AP File PhotoL.A. lawmaker Mike Gatto is taking action after a prankster called SWAT teams to celebrities’ homes.

AP File PhotoL.A. lawmaker Mike Gatto is taking action after a prankster called SWAT teams to celebrities’ homes.

The state Legislature doesn’t even meet until Jan. 7, but already our star-struck elected officials are eager to ingratiate themselves with the glamorous Hollywood film industry.  

This past week, Assemblyman Mike Gatto, D-Los Angeles, introduced a bill to increase the penalties for “swatting.” If you’re not a teenage girl or the parent of one, you might not be aware of this phenomenon.

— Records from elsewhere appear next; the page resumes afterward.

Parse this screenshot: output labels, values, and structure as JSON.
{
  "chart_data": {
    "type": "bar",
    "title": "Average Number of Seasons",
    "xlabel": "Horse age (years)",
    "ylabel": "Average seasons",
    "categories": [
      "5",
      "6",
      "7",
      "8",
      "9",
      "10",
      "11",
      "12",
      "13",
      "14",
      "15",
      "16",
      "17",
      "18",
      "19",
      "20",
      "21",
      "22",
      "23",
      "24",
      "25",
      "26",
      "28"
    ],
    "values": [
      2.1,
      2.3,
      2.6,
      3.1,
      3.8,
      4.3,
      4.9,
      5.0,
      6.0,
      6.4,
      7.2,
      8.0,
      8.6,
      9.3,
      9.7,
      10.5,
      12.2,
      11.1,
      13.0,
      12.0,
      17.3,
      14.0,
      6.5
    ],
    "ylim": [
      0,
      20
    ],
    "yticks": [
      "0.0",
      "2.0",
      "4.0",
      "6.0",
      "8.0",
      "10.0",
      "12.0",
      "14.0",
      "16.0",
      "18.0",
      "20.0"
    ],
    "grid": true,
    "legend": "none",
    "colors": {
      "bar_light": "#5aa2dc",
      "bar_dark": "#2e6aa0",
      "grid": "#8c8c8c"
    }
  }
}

In Los Angeles, someone has been duping local authorities into dispatching SWAT teams to the homes of celebrities — hence the name “swatting.” The culprit has caused massive law enforcement responses to fake reports of an armed man at the homes of both Justin Bieber and Ashton Kutcher, and a hostage situation at Miley Cyrus’ house. The cops arrive with their helmets and helicopters only to be turned away by bewildered celebrity assistants.

Currently, the penalty for using 911 to harass someone is a fine of not more than $1,000 and no more than six months in jail. Gatto’s legislation increases the fine limit to $10,000 and the jail time to one or two years. Also, the pranksters who engage in swatting can be ordered to pay “all reasonable costs incurred by any unnecessary emergency response.”

But I’m not sure how useful all this will be. The day after Gatto introduced the law, authorities apprehended the alleged mastermind behind all the chaos. He is a 12-year-old boy.